To go back to the notion of classic or timeless, I really feel the cigars are timeless and cut across multiple palates and will appeal to smokers today, tomorrow, and infinity. One thing all the blends have in common is that they emphasize balance and flavor.

Interview with Patina Cigars: Patina Connecticut

It's funny you say that they are basically all different cigars because I can certainly appreciate that viewpoint. To further your observation, all the cigars are blended with the same tobaccos but some sizes utilize different parts of the leaf than other sizes. For example, the Habano Corona Gorda doesn’t use any ligero whereas the other habano sizes all do. If we look at the CT, we are able to get that extra little kick to it with utilizing more or less ligero depending on the size and what we were trying to accomplish with the blend.

Interview with Patina Cigars: Patina Habano

I'm a guy who smokes multiple cigars a day and I wanted each size to allow the consumer to smoke a Patina every day or even multiple times a day and feel satisfied but not burnt out.

Why did you choose to work with Casa Favili and Mombacho?  What was the turning point that you knew they'd be the factory for Patina?

This is really a two-word answer, Claudio Sgroi. However, I imagine you’d like me to explain further so I will.

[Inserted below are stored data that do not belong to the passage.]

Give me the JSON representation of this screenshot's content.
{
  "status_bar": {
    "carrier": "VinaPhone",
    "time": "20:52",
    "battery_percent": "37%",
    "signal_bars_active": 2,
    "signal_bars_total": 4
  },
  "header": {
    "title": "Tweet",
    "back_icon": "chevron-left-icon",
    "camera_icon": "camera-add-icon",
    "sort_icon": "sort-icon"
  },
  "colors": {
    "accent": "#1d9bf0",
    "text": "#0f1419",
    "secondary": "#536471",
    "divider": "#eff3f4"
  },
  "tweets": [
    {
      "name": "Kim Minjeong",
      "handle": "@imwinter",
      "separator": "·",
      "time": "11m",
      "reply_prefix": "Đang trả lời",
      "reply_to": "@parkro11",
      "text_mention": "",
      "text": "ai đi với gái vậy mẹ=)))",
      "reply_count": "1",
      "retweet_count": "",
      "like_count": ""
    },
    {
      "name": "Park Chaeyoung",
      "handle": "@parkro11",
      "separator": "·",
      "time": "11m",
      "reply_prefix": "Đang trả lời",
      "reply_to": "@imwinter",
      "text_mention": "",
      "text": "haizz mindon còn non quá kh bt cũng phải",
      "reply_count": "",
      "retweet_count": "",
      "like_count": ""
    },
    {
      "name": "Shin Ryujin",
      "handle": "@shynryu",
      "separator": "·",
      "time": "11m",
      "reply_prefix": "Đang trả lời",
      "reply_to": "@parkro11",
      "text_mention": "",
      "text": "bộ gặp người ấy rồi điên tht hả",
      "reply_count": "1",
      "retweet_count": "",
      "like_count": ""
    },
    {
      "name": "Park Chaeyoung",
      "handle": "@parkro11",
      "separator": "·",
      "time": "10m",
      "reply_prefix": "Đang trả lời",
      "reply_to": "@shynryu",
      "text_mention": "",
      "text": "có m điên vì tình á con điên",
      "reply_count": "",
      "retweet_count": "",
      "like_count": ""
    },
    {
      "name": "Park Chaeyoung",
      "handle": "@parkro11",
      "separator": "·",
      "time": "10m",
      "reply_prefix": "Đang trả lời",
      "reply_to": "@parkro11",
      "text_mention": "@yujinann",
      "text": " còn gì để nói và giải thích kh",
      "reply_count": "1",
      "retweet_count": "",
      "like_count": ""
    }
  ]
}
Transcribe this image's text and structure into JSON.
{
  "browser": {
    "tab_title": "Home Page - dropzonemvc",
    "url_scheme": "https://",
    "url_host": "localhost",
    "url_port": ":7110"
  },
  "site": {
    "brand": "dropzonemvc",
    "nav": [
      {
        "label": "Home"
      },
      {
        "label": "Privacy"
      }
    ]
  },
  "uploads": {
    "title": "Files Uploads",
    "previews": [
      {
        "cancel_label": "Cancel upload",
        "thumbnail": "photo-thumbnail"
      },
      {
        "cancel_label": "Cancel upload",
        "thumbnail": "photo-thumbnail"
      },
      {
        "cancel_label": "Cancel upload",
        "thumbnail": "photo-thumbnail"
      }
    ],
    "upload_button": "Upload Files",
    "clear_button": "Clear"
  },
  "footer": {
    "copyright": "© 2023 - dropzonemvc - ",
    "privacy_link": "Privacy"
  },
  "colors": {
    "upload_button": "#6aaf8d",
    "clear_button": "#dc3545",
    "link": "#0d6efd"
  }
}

Mombacho made damn good cigars, but even more than that they are amazing people that shared the same long-term strategic vision for Mombacho that I saw for Patina. Additionally, there was one brand made at Casa Favilli and that was Mombacho and today Patina is the only other brand made at the factory which was a huge factor for me.

Now getting back to Claudio, I once referred to him as the DaVinci of tobacco, but we are talking about a guy who cut his teeth working with Henke Kelner so that pedigree really had me intrigued. I meet Claudio and our opinions about what makes a cigar great were hand in hand and that’s where I really knew that he was the guy I wanted to work with.

"Patina is the embodiment of something that is timeless, that whatever object is covered with a patina has survived through all types of elements that nature has thrown its way."

Lastly, I didn’t want someone to just blend a cigar for me and I’d put a fancy band on it and call it mine. Working with Claudio allows me to be involved in every step of the process and to continue learning. In my opinion, this is good for not only Patina but Mombacho as well because Claudio and I will constantly push each other on perfecting a blend, there’s no such thing as good enough, it has to be perfect, period.

Many of us dream of blending our own cigars, but you've actually done it now with two different brands.  What's it like?

More than anything, Patina is my expression of what I love in cigars and I wanted to share that with everyone. I want Patina to be a part of a guy or girl’s normal cigar rotation. I want Patina to be the cigar when you’re having a rough day and you know lighting a Patina will help make your day a little bit better. I want Patina to be the cigar you go to when you’re having a great day and you want to cap it off.

I tell people all the time that there is nothing in the world that connects people like cigars. When you’re in that cigar lounge, it doesn’t matter how much money you make, where you’re from, what color you are or what religion you are, it’s about enjoying your cigars together.

Nothing brings a bigger smile to my face than when I see people smoking in groups, laughing and enjoying one another’s company and I see that teal and copper foil band popping knowing that I’m a part of that experience.

All in all, Patina is my small way of hoping to bring joy to someone else through my expression of what I believe to be a great cigar.

What's next for Patina? 

I am going to continue to focus on building the brand with the CT and Habano for the near future. There will be a Patina CT Broadleaf line and some other stuff I’m keeping secret for now which is part of the fun. I hope you all jump along for the ride!